Berg & Co.’s film was an anomalous case because it gave an unusual role to the Afghan population. One community offered asylum and protection to the protagonist, even confronting the Taliban, to honor the right of asylum traditionally offered by the Pashtun people. Unfortunately, the fictionalized portrait follows an almost superheroic and sensationalist logic. On the other side of the screen, the story dragged on in a sad and undesirable way. The man who rescued Luttrell, understandably desperate by the various assassination attempts he has suffered over the years and the difficulties of obtaining asylum, has ended up in a nasty fight with the former soldier.

‘War machine’: a grotesque based on real events and characters

Could the war on terrorism begin to be portrayed in a satirical way? Perhaps it was facilitated by the time that elapsed between the attacks on the New York World Trade Center and other US sites on September 11, 2001, until the year 2017 when it was released. War machine (available on Netflix). In this film, Brad Pitt played a royal leader of the Western presence in Afghanistan, General Stanley A. McChrystal. Based on the newspaper account of the late journalist Michael Hastings, initially published as an article in the magazine Rolling stone and later as a book, the film addresses the disconnection from reality suffered by a military man who defends that winning a war (instead of managing a retreating occupation) is the way to build parliamentary democracy in Afghanistan.
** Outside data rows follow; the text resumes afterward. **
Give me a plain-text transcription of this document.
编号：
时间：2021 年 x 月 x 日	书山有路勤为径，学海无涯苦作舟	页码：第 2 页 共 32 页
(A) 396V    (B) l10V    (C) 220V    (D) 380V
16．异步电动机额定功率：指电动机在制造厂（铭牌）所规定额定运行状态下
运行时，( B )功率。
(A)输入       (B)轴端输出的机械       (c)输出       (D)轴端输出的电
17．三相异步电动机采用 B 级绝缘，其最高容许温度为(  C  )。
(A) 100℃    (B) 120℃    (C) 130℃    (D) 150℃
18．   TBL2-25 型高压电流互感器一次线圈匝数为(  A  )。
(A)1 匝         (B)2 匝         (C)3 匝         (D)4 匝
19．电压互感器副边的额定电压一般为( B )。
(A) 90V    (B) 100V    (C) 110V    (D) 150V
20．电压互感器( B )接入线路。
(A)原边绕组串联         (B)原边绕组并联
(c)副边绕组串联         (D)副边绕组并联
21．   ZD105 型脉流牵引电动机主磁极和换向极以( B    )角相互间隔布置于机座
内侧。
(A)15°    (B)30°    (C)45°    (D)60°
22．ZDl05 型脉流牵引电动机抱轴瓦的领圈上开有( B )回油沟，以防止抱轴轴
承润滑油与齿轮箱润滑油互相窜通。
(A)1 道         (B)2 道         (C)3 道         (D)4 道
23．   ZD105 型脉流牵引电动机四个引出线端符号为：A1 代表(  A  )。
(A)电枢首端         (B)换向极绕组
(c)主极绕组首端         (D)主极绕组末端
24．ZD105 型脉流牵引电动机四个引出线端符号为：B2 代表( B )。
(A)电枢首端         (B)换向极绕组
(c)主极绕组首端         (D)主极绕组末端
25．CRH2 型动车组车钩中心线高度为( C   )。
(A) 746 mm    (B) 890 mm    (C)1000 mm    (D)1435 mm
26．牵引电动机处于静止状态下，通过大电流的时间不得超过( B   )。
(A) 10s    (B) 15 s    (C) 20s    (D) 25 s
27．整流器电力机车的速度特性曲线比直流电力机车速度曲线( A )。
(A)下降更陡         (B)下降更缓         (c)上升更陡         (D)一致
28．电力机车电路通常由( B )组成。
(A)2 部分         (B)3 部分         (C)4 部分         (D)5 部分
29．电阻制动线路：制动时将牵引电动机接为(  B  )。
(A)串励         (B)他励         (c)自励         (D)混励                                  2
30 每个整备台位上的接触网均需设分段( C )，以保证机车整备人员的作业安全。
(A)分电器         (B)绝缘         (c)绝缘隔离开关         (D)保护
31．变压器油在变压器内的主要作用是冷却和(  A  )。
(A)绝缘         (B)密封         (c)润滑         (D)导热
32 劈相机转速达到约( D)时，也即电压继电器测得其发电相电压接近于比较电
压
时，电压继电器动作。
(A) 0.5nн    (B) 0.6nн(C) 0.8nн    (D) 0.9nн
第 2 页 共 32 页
War machine is a satire with some parody components, beginning with Pitt’s somewhat extreme acting work. In this regard, the proposal is so strident that it seems to personalize in a single person the failed policy of all the powers involved. Its ironic and bleak ending, which features the new Pentagon warchief in the same music and visual style as the film’s opening, underscores that the problem goes beyond McChrystal or former presidents Karzai and Obama. The comedy Game of weapons, which recounted the reconversion of two young men into large-scale arms sellers, reflected in a playful way some dark angles of the military-industrial complex that were still pending to be addressed in this film.